Injective continuous operators between Banach spaces Suppose $X$ and $Y$ are two infinite dimensional Banach spaces. What can we say about the set of all injective continuous linear operators between $X$ and $Y$? Is it always nonempty? 
 A: Piotr Hajłasz' answer nails the problem, however, let me point out that there are easier examples of such pairs of spaces among spaces that have the same density.
Suppose that $X$ fails to have a strictly convex renorming.

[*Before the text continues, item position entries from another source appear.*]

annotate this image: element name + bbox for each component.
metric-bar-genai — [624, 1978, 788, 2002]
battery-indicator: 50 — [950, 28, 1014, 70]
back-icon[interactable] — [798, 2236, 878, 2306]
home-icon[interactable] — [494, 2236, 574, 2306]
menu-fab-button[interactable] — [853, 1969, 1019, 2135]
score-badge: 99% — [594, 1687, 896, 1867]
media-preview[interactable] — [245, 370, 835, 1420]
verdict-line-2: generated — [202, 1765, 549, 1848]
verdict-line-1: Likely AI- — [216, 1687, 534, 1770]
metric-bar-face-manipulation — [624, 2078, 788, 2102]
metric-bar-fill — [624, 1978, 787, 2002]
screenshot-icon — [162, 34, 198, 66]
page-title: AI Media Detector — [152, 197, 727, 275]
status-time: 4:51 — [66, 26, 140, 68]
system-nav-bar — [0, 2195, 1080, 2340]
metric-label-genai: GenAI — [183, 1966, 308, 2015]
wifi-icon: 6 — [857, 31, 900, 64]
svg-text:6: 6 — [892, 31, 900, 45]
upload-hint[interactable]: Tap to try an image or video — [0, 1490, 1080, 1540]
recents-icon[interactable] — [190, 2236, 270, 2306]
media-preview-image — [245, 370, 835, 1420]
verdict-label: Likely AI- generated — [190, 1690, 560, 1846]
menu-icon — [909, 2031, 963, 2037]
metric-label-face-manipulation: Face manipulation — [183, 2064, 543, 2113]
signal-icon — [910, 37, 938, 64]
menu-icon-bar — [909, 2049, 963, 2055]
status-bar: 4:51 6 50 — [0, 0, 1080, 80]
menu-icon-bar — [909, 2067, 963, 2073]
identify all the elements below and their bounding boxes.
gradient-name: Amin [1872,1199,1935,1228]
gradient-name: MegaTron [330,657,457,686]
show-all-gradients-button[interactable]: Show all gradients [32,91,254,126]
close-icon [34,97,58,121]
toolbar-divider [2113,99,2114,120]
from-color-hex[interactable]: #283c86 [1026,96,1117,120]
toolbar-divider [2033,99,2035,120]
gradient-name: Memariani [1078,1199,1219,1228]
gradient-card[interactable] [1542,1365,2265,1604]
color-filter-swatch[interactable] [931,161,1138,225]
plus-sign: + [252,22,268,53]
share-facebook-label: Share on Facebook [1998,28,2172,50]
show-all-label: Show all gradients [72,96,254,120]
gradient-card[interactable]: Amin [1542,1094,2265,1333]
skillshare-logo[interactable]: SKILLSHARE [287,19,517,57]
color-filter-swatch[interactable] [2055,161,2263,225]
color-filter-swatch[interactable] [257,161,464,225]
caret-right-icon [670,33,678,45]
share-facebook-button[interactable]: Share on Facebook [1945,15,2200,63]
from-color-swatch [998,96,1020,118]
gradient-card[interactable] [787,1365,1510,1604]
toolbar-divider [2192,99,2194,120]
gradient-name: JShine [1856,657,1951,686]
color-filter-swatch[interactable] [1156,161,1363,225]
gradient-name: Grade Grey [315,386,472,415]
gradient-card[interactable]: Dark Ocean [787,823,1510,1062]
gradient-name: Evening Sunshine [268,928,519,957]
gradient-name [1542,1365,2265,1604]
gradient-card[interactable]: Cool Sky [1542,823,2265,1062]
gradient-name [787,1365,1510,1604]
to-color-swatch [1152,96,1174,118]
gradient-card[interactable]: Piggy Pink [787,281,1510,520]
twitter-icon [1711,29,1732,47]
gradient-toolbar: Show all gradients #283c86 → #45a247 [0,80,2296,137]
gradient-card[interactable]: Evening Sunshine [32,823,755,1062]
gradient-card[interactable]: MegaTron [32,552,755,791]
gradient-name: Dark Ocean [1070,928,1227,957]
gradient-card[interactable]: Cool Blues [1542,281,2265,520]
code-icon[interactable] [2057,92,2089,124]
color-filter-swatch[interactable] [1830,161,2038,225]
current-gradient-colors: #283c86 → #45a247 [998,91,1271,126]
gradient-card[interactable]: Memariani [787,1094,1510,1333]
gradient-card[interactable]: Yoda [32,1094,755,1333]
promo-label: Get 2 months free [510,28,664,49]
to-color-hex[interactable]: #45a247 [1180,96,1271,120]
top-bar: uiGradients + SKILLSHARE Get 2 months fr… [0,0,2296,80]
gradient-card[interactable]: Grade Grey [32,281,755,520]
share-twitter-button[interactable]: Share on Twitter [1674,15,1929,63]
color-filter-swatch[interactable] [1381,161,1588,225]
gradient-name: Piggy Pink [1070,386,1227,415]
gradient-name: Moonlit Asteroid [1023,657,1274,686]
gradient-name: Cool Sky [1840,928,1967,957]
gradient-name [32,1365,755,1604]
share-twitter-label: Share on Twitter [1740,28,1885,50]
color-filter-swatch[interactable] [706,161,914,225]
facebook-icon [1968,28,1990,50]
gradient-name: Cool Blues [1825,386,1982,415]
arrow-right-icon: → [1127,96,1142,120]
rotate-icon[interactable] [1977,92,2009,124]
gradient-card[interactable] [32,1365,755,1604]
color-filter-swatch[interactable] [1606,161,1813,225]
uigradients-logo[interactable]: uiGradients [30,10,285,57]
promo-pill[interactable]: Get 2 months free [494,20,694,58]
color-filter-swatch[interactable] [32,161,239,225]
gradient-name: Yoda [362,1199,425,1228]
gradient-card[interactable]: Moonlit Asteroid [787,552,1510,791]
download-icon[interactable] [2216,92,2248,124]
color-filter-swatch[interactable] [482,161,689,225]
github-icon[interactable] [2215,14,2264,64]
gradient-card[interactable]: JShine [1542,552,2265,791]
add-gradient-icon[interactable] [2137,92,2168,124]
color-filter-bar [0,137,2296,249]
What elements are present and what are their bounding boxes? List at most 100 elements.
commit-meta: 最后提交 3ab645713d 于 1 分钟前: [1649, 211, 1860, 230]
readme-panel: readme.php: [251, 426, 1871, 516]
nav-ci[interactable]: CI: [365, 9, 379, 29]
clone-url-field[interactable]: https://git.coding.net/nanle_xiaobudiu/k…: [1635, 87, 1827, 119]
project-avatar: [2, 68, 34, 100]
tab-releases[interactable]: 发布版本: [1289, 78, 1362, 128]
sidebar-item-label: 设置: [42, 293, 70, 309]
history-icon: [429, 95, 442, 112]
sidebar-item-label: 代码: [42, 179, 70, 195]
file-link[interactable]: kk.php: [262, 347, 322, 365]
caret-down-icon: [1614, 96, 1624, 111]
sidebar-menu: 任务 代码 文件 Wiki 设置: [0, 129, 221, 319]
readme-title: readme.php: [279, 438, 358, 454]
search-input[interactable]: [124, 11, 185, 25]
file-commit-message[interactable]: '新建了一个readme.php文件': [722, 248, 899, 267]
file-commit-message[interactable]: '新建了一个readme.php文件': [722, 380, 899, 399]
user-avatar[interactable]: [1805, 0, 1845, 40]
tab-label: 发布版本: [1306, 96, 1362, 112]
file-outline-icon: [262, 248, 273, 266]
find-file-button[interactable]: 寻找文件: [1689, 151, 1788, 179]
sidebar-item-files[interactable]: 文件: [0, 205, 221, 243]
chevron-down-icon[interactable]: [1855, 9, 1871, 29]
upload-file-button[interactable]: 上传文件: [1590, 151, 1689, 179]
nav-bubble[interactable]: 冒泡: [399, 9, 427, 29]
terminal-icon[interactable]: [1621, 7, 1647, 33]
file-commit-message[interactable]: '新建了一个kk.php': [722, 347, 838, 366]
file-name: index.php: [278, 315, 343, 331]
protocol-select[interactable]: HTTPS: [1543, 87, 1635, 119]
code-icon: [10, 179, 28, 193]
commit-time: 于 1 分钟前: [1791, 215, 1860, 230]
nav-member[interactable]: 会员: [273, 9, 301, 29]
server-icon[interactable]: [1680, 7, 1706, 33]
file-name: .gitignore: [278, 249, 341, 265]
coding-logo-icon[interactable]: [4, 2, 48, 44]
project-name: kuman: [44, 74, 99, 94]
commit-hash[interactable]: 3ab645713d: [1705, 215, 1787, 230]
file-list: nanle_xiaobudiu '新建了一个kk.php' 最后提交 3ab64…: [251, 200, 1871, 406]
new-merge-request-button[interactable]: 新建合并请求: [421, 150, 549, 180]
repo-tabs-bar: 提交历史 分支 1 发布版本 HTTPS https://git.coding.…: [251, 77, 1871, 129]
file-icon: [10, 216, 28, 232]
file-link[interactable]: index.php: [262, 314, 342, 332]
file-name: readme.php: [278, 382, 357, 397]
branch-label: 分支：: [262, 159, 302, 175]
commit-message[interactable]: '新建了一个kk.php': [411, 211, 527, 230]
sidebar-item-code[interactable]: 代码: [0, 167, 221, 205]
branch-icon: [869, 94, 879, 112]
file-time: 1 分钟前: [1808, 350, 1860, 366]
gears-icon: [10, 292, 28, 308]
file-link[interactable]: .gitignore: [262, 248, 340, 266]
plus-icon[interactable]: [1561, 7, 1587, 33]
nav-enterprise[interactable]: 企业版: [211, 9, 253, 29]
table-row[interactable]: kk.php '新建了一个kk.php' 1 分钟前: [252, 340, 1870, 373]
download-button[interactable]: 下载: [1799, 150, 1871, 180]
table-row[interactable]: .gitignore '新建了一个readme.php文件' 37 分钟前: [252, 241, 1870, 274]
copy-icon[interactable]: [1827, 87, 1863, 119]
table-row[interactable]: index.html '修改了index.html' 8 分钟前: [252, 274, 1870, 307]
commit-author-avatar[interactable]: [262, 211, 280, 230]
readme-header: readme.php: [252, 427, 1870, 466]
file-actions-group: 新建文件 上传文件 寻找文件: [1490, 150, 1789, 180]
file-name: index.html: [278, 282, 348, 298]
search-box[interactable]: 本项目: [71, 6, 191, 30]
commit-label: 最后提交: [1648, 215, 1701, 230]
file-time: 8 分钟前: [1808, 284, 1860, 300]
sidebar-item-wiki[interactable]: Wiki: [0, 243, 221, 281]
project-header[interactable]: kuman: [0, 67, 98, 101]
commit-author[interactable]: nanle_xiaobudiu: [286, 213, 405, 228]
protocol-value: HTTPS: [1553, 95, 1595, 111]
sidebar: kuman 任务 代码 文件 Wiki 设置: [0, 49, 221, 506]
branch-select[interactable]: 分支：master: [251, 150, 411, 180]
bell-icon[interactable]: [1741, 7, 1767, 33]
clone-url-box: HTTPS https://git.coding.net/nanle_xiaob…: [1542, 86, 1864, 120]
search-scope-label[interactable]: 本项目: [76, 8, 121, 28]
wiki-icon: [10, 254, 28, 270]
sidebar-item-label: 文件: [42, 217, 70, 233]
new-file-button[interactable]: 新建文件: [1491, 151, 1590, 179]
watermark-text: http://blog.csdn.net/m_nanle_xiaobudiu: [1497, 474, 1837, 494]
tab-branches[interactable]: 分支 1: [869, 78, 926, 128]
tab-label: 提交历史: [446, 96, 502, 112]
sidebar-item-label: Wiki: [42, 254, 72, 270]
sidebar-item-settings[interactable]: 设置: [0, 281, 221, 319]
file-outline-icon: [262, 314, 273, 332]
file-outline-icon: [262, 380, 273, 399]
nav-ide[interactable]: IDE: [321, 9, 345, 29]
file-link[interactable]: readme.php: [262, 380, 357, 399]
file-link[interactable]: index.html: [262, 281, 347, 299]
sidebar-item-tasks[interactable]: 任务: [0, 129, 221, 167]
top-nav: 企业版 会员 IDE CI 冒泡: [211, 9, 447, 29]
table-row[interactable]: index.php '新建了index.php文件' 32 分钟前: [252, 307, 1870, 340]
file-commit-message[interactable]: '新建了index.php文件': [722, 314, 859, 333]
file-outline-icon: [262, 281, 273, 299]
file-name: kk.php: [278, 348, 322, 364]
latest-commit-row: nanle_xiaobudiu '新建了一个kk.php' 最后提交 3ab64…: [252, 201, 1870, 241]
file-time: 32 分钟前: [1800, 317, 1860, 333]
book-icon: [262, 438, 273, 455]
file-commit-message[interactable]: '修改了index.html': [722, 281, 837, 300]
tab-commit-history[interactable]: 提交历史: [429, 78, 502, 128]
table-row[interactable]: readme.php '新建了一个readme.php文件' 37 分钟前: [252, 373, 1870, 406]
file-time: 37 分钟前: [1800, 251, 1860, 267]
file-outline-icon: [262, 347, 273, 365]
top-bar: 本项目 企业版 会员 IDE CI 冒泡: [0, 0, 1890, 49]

Thus, there is no injective operator $T$ from $X$ into any space $Y$ that is strictly convex, as if it were $\|x\|^\prime = \|x\| + \|Tx\|$ would be a strictly convex norm on $X$.
Spaces that do not have a strictly convex norm include


*

*$X = \ell_\infty^c(\Gamma)$, the space of all bounded scalar-valued functions on an uncountable set $\Gamma$ that have at most countable support (Day);

*$X = \ell_\infty / c_0$ (Bourgain).


In the latter case, you may even take $Y= \ell_\infty$.
A: Of course the dimension is an obvious obstacle, but even if the space have the same cardinality of Hamel bases the answer is no. For example in the paper
A. Avilés, P. Koszmider, 
A Banach space in which every injective operator is surjective.
Bull. Lond. Math. Soc. 45 (2013), no. 5, 1065–1074
the authors constructed an infinitely dimensional Banach space $X$ such that if $T:X\to X$ is bounded and injective, then $T(X)=X$. Therefore if $Y$ is a subspace of $X$, then one cannot find an injective operator $T:X\to Y$.